Epigraphs are like little appetizers to the great entrée of a story. They illuminate important aspects of the story, and they get us headed in the right direction.
Even today is my complaint rebellious, My stroke is heavier than my groaning —Job
The epigraph is a quotation from the Book of Job. Job was a good guy—faithful to God and wildly successful. He had a wife, wonderful children, massive wealth, and great health. However, Satan dares God to take all of Job’s blessings away and see if Job is still faithful after all the suffering. God agrees, and gives Satan freedom to do what he wants with Job... as long as he doesn’t kill him.
After Satan epically messes with Job’s life, Job sits there with boils on his face, stricken with poverty and hunger and pestilence and plague, his kids and servants dead. He questions why God allowed him to be treated like this. The only thing left to him is his wife, who grows bitter and encourages Job to rail against God. Yet even as he questions God, Job refuses to curse him. So in this particular game, God wins. Job struggles to maintain his spiritual faith in the face of tragedy and finally does it. He’s thus seen as one of the "righteous" men.
The quotation with which Wright chose to open Native Son comes from the period when Job is still frustrated about his sufferings. He’s still trying to figure out what’s happening to him. As Job begins to realize that his sufferings are due to forces he can’t control, he complains bitterly that he feels isolated, alone, and abandoned. Though Bigger isn’t "righteous" like Job, he is similarly a victim of larger forces that batter him about mercilessly—forces of racism, injustice, and poverty.

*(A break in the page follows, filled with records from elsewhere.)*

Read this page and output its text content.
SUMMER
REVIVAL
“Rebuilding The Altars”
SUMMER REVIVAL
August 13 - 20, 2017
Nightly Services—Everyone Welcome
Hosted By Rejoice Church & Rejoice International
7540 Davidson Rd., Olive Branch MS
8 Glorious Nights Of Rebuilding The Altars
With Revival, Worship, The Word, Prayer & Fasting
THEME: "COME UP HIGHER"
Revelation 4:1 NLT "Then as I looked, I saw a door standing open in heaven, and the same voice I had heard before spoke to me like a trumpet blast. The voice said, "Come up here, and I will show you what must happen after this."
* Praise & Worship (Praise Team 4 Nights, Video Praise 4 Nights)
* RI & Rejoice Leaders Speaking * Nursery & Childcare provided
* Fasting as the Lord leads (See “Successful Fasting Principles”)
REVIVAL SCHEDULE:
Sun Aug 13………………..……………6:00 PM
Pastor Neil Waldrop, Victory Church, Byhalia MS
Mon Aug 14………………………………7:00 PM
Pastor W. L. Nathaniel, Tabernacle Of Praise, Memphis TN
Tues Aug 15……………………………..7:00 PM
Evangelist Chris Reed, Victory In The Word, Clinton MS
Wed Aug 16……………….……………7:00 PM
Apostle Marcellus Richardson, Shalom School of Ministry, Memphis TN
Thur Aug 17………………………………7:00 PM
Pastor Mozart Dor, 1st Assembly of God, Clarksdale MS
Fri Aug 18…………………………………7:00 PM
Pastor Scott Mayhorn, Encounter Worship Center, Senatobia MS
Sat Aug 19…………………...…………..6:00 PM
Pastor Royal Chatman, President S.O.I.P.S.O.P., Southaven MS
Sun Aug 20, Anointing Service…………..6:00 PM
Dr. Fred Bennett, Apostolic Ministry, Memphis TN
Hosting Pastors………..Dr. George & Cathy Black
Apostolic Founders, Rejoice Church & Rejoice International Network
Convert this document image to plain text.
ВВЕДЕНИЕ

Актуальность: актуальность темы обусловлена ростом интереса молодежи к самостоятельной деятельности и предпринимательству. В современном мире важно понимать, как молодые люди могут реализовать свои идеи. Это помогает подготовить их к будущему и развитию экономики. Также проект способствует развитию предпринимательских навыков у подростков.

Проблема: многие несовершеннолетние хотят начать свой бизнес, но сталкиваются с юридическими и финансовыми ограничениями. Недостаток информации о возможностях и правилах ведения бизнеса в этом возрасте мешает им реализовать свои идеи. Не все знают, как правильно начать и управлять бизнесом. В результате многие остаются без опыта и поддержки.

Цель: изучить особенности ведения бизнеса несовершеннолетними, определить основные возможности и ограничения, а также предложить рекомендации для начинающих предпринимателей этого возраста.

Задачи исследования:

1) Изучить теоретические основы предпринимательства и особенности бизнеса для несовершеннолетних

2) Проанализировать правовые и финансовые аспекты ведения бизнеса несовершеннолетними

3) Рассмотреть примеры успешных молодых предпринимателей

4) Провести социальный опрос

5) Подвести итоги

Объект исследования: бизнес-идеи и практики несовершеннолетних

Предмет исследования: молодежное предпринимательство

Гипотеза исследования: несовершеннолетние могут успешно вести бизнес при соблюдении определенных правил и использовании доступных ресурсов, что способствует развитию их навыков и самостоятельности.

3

His bitterness and rebellion are natural responses to an unjust system. In the quote Wright used, Job hasn’t yet submitted to God; he's still questioning the justice of his situation and the goodness of a God who would use him to wager a bet. Bigger likewise questions the justice of his situation. Instead of submitting to a social system of racism, he rails against it in the only way he knows how. His murder, ironically, awakens him to the forces of racism that caused him to murder in the first place—and waking up to the truth makes him want to live.